In exemplary embodiments, the multiple filter portion may further include a third thin film structure that is removably mounted to the flow path and has a third opening of a different size than the first opening of the first thin film structure. The third opening of the third thin film structure may have a third size smaller than the first size.

In exemplary embodiments, the third thin film structure may be mounted to the flow path after the first thin film structure is separated.

In exemplary embodiments, at least one of the thin film structures may include an electrode pattern for counting the microparticles as the microparticles pass through the opening.

In exemplary embodiments, the multiple filter portion may include a cylindrical fastening member for mounting the thin film structure to the flow path.

In exemplary embodiments, a conductive pattern electrically connected to the electrode pattern may be formed on one side of the cylindrical fixing member.

In exemplary embodiments, the cylindrical fastening member may have a truncated conical shape.

In exemplary embodiments, a screw groove may be formed on the inner surface of the cylindrical fixing member.

In exemplary embodiments, the fluid may comprise blood, body fluids, cerebrospinal fluid, urine, sputum, or mixtures thereof taken from a human or animal sample.

In exemplary embodiments, the microparticles may include tissues, cells, proteins, nucleic acids, or populations thereof from human or animal samples.

In exemplary embodiments, the opening of the thin film structure may have an effective diameter in the range of 1 to 50 占 퐉.

In the exemplary embodiments, the apertures of the thin film structure may be arranged in an array. The area occupied by the apertures may be in the range of 5 to 50% of the total area of the thin film structure.

The microparticle treatment apparatus according to the invention thus constituted may comprise a multiple filter section having at least two thin film structures arranged in the flow path. The microparticle processing apparatus enables effective capture, recovery, counting and analysis of microparticles through bidirectional fluid flow in the flow path.
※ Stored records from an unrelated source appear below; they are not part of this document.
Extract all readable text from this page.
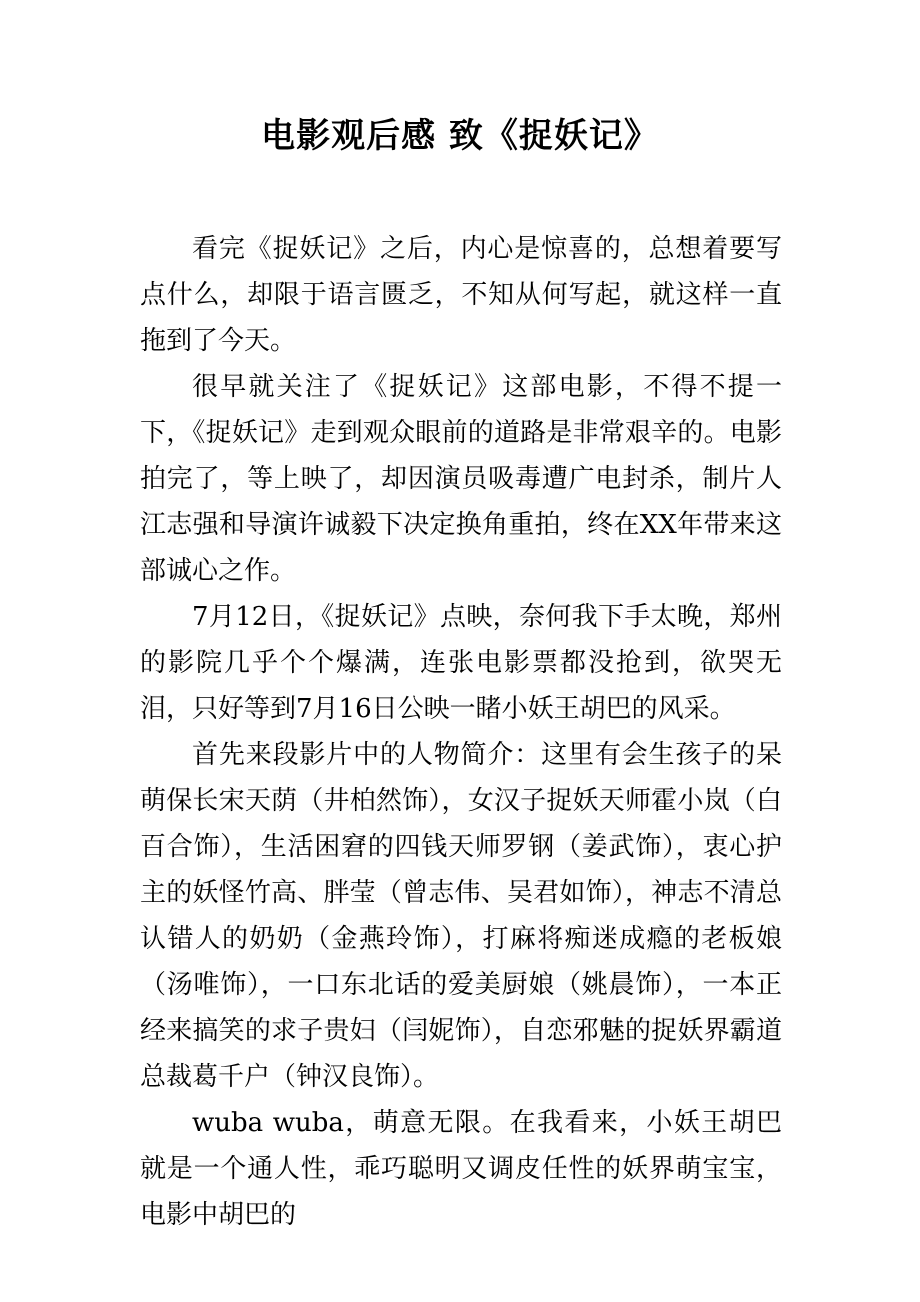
电影观后感 致《捉妖记》

看完《捉妖记》之后，内心是惊喜的，总想着要写点什么，却限于语言匮乏，不知从何写起，就这样一直拖到了今天。

很早就关注了《捉妖记》这部电影，不得不提一下，《捉妖记》走到观众眼前的道路是非常艰辛的。电影拍完了，等上映了，却因演员吸毒遭广电封杀，制片人江志强和导演许诚毅下决定换角重拍，终在XX年带来这部诚心之作。

7月12日，《捉妖记》点映，奈何我下手太晚，郑州的影院几乎个个爆满，连张电影票都没抢到，欲哭无泪，只好等到7月16日公映一睹小妖王胡巴的风采。

首先来段影片中的人物简介：这里有会生孩子的呆萌保长宋天荫（井柏然饰），女汉子捉妖天师霍小岚（白百合饰），生活困窘的四钱天师罗钢（姜武饰），衷心护主的妖怪竹高、胖莹（曾志伟、吴君如饰），神志不清总认错人的奶奶（金燕玲饰），打麻将痴迷成瘾的老板娘（汤唯饰），一口东北话的爱美厨娘（姚晨饰），一本正经来搞笑的求子贵妇（闫妮饰），自恋邪魅的捉妖界霸道总裁葛千户（钟汉良饰）。

wuba wuba，萌意无限。在我看来，小妖王胡巴就是一个通人性，乖巧聪明又调皮任性的妖界萌宝宝，电影中胡巴的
However, the effects of the present invention are not limited to the above-mentioned effects, and may be variously expanded without departing from the spirit and scope of the present invention.
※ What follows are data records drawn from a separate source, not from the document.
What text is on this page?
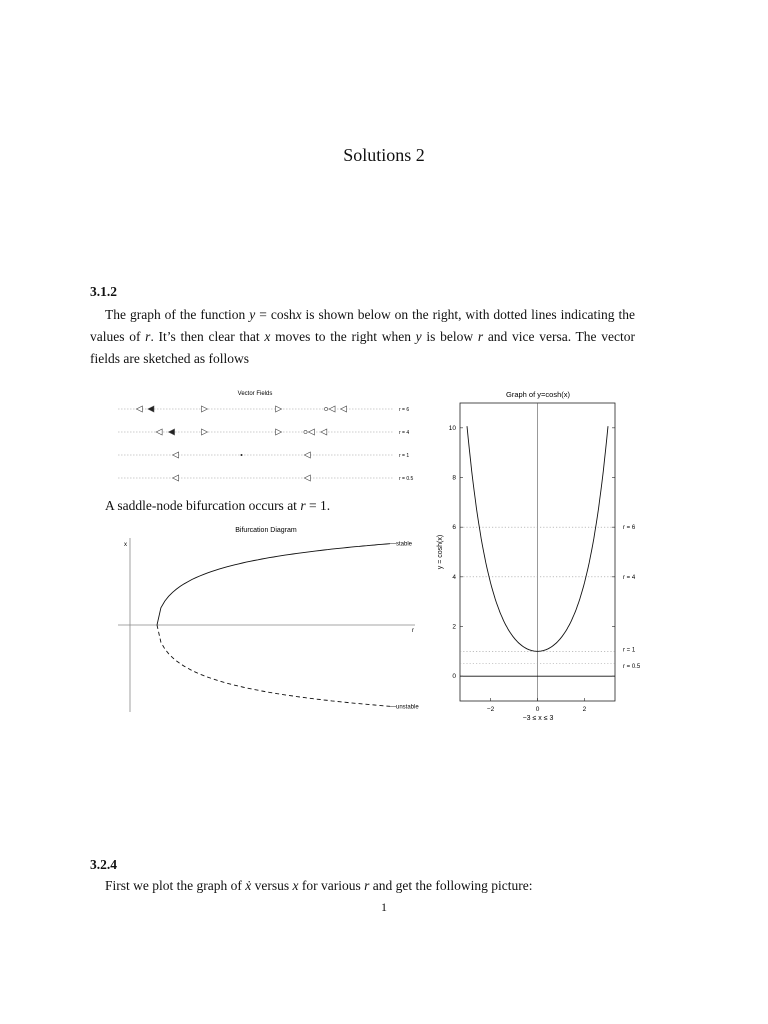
Solutions 2
3.1.2
The graph of the function y = coshx is shown below on the right, with dotted lines indicating the values of r. It’s then clear that x moves to the right when y is below r and vice versa. The vector fields are sketched as follows
Vector Fields
r = 6
r = 4
r = 1
r = 0.5
A saddle-node bifurcation occurs at r = 1.
Bifurcation Diagram
x
r
—stable
—unstable
Graph of y=cosh(x)
y = cosh(x)
−3 ≤ x ≤ 3
r = 6
r = 4
r = 1
r = 0.5
0
2
4
6
8
10
−2	0	2
3.2.4
First we plot the graph of ẋ versus x for various r and get the following picture:
1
BRIEF DESCRIPTION OF THE DRAWINGS FIG. 1 is a view showing a microparticle treatment apparatus according to an embodiment of the present invention. FIG.
2A is a cross-sectional view showing a first thin film structure included in the microparticle treatment apparatus of FIG.
FIG. 2B is a perspective view showing a part of the first thin film structure of FIG. 2A. FIG.
Figure 2C is a top view of the first thin film structure of Figure 2A.
3A is a cross-sectional view showing a second thin film structure included in the microparticle treatment apparatus of FIG.
FIG. 3B is a perspective view showing a part of the second thin film structure of FIG. 3A. FIG.
4A is a cross-sectional view showing a third thin film structure included in the microparticle treatment apparatus of FIG.
FIG. 4B is a perspective view showing a part of the third thin film structure of FIG. 4A. FIG.
Figures 5A-5F are cross-sectional views illustrating the side walls of the openings of the thin film structure of Figure 2A.
6A to 6D are cross-sectional views illustrating a method of treating microparticles using a combination of thin film structures of the microparticle treatment apparatus of FIG.
FIG. 7A is a perspective view showing the thin film structure of FIG. 6A. FIG.
FIG. 7B is a perspective view showing the thin film structures of FIG. 6B. FIG.
7C is a perspective view showing the thin film structures of FIG. 6C.
8 is a perspective view showing the thin film structure of FIG. 6A.

For the embodiments of the invention disclosed herein, specific structural and functional descriptions are set forth for the purpose of describing an embodiment of the invention only, and it is to be understood that the embodiments of the invention may be practiced in various forms, The present invention should not be construed as limited to the embodiments described in Figs.

As the inventive concept allows for various changes and numerous modifications, particular embodiments will be illustrated in the drawings and described in detail in the text. It is to be understood, however, that the invention is not intended to be limited to the particular forms disclosed, but on the contrary, is intended to cover all modifications, equivalents, and alternatives falling within the spirit and scope of the invention.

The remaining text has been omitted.